The actual manner of that departure is beyond our full comprehension and so difficult to describe. As in the 40 days after his resurrection from death Jesus’ comings and goings though real and tangible were quite mysterious. One minute he was with them, the next he had vanished and was absent. In telling the story of those dramatic days the Gospel writers had only human language to speak of events which were both natural and supernatural at the same time.
In an earlier article I tried to explain how in the Nicene Creed some of its truths are expressed in a down to earth way, i.e. in a concrete or literal manner; but that some truths cannot be expressed that way at all. The statements then have to be much more that of symbol, metaphor or analogy. The Resurrection did happen. The Ascension did happen.
They are truths of sound and coherent faith built on actual events and circumstances seen and witnessed however hard to explain. They conveyed deep vital meaning and transforming power which those first followers of the Lord and countless millions since have experienced, and still do so. Jesus, my Lord and my God; ascended, glorified, reigning; my Saviour, my King and my all.

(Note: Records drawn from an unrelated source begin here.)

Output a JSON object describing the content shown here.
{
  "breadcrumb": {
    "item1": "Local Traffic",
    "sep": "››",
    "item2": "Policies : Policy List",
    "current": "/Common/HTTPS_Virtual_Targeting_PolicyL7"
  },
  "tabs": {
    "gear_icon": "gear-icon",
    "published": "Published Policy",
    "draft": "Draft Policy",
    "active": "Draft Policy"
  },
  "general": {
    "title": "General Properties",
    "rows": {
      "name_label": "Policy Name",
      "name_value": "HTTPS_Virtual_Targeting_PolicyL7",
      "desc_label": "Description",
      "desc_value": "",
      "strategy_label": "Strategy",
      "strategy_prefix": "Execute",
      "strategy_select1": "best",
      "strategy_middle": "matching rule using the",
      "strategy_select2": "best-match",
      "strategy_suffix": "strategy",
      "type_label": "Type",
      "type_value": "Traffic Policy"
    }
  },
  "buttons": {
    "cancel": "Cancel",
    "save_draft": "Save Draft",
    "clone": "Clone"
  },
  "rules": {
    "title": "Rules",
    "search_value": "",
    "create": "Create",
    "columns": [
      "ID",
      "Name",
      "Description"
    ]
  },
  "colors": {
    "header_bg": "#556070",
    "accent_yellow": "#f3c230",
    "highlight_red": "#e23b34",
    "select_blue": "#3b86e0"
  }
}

Again they give worthwhile purpose for living and new hope in an oft confused torn world, and they give greater love for our creator God and for each other. They also carry a very special meaning, pointing to and assuring us of our resurrection in Christ, of our ascension to be with him one day. For these we have real certain foretaste now. The Gospel Sacraments of Holy Baptism and Holy Communion are real outward signs of this. Baptism confers the gift of new eternal life. Communion nurtures that gift, nourishing it throughout our lives until we see Christ in heaven, sharing also his final return in glory.

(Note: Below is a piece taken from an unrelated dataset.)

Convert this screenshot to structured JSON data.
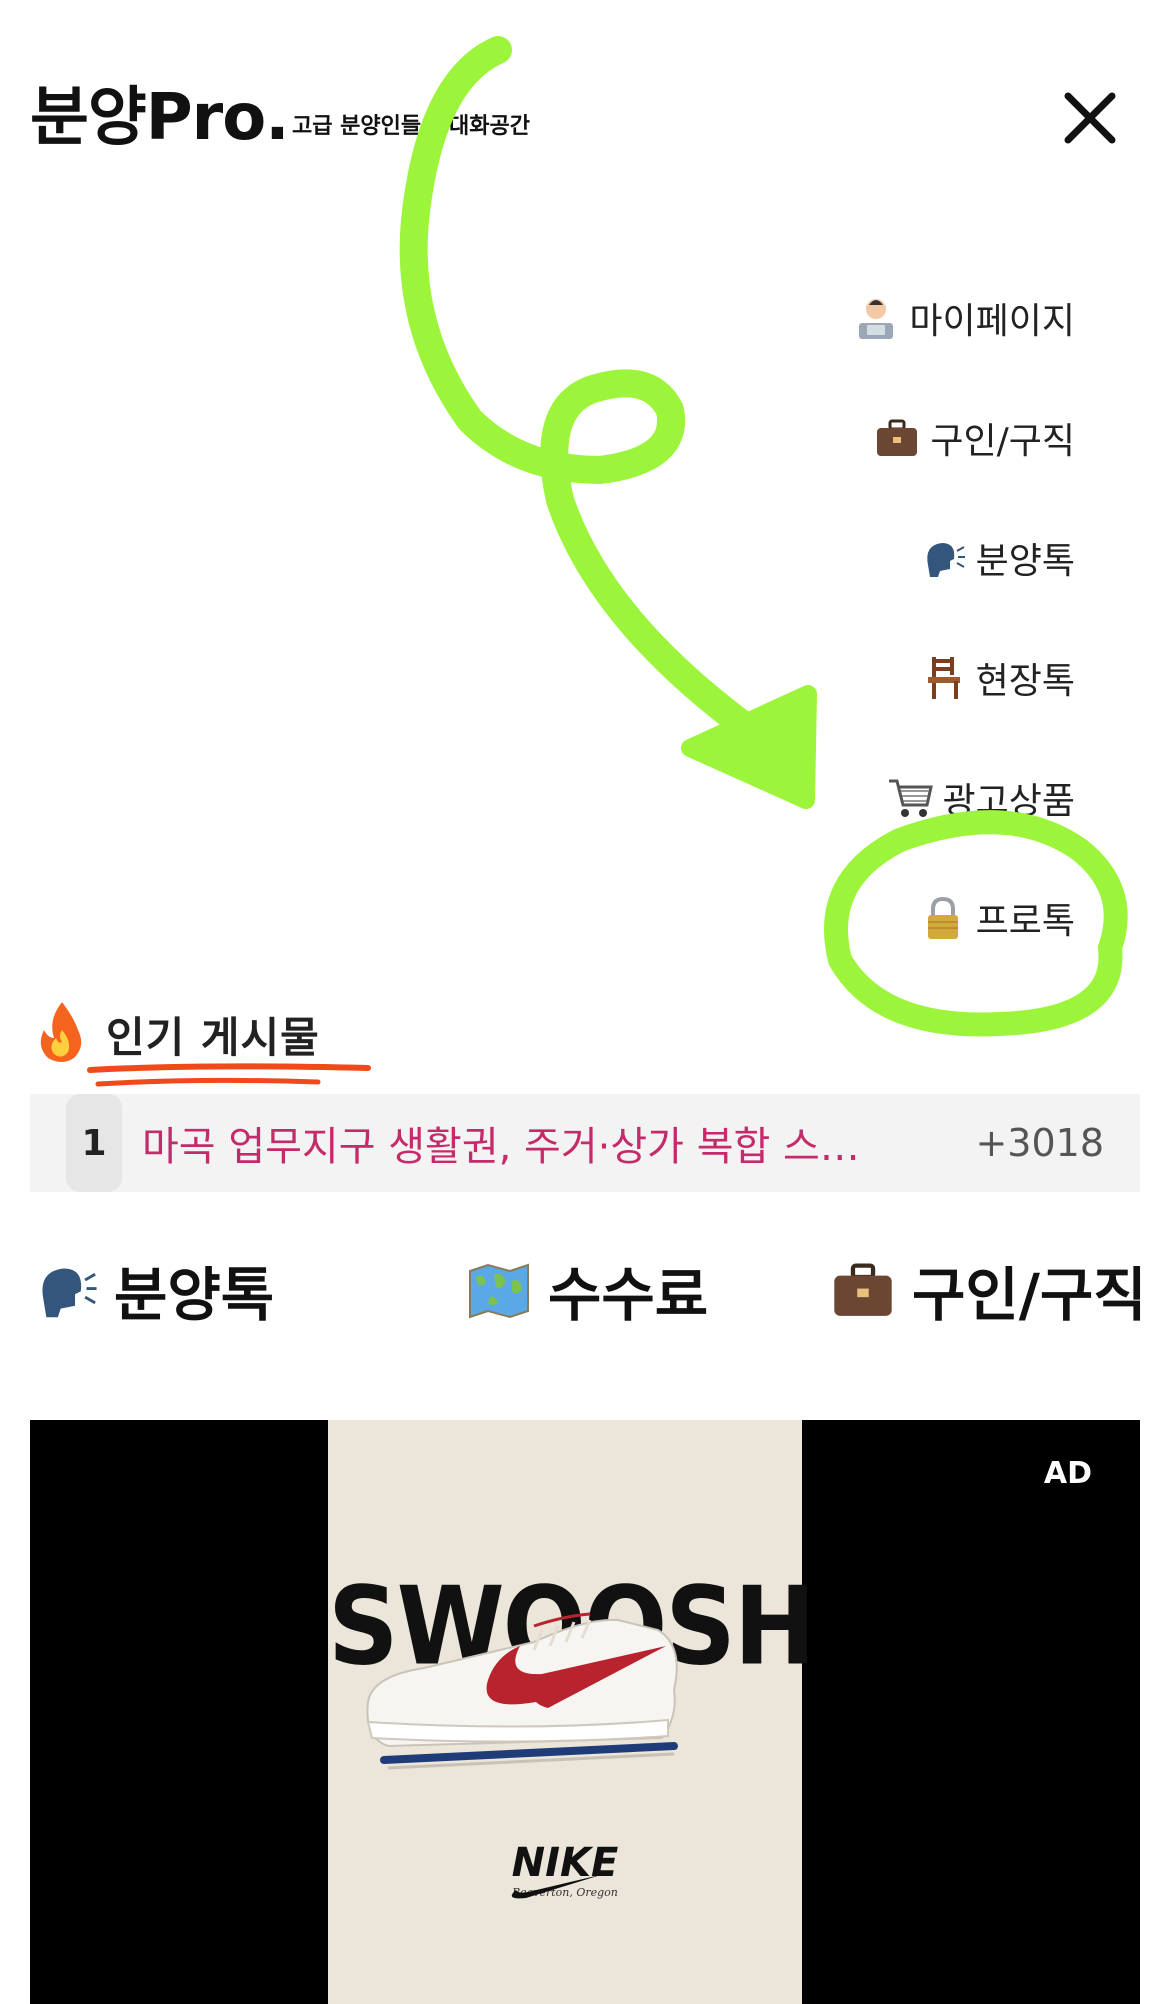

To sum up, the Ascension means the presence, not the absence of Jesus. The apostles firmly believed that he would still be with them by his Spirit. After the Ascension they “returned to Jerusalem with great joy”, not an emotion you feel if you have lost your best friend! (Luke 24:50-53). The Ascension meant gain not loss. Jesus would be closer to them than he ever was before. And he left Mount Olivet to be with us also, and in every human heart and place the world over, including Faringdon and Little Coxwell.
He was taken from human sight so that he might come to us wherever and however we are, as friend and brother, companion, guide and Saviour. He is as close as the quiet prayer we say in trustful faith, or the loving act we show to another person. Though we cannot see him we cannot lose him once we have opened our hearts to him (Revelation 3:20-21). Closed or barred doors still mean nothing to Jesus! He finds endless ways to break into those hearts that do not believe in him or would try to shut him out and reject him. In the end, I believe he will win every single soul without exception. (John 6:39). Such is his powerful Love and his infinite mercy.

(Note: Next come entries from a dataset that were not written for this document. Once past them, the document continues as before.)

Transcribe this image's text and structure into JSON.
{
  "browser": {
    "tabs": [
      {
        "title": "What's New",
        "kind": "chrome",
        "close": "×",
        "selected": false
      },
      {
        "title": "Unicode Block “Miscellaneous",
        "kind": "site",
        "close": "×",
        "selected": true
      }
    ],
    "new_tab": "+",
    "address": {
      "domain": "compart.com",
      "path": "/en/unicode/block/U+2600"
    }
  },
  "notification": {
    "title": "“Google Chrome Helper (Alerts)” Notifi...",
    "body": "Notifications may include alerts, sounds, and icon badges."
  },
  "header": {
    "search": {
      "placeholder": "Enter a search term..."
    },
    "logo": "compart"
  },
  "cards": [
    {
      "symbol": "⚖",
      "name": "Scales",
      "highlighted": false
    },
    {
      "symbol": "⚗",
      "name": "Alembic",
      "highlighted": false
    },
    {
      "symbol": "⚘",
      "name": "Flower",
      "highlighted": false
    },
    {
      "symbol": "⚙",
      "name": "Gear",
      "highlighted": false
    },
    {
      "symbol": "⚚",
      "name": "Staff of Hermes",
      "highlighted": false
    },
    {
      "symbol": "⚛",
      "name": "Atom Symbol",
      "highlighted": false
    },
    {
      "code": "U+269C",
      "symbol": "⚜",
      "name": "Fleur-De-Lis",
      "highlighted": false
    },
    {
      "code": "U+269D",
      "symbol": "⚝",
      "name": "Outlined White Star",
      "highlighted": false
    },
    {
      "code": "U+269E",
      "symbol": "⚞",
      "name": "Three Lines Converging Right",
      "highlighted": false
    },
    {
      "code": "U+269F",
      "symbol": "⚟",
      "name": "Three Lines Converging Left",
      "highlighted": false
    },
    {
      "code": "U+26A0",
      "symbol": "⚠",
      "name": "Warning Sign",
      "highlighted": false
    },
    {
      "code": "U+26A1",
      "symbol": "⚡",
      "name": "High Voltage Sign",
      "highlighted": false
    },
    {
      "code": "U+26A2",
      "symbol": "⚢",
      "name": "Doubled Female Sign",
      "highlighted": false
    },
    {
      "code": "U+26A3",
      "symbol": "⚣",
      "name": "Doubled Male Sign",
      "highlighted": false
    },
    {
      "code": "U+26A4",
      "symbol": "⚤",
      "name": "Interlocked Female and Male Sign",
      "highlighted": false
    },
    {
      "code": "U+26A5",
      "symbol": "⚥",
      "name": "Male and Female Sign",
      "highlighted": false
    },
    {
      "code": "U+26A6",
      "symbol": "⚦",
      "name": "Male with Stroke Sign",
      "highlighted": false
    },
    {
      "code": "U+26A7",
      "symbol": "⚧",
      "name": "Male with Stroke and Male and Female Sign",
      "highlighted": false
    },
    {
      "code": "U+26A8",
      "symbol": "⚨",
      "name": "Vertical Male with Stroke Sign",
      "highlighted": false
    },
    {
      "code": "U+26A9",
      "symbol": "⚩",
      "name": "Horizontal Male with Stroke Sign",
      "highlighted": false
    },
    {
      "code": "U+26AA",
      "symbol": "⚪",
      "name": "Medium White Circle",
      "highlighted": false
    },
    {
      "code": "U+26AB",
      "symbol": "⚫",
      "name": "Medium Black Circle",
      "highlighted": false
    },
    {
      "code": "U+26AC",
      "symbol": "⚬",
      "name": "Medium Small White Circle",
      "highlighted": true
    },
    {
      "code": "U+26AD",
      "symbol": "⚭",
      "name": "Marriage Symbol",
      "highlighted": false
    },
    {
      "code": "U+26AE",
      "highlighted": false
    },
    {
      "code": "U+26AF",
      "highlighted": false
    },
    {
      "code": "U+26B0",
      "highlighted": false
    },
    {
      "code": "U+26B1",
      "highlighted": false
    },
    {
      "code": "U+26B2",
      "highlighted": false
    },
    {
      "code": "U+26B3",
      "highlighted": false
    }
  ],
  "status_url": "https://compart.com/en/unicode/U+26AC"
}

A Litany of Praise to Jesus
For his holy Incarnation and victorious Cross: Blessed be Jesus our Lord and God.
For his triumphant Resurrection and glorious Ascension: Blessed be Jesus.
For the gift of his Spirit and the holy catholic Church: Blessed be Jesus.
For the gifts of grace in Word and Sacrament and Fellowship: Blessed be Jesus.
For the triumphs of his Gospel, the lives of his Saints, and yours and mine: Blessed be Jesus.
For joy or for sorrow, and in life and in death: Blessed be Jesus.
For the hope of eternal glory with him and with each other: Blessed be Jesus.
From now until the end of the ages: Blessed be Jesus our Lord and God.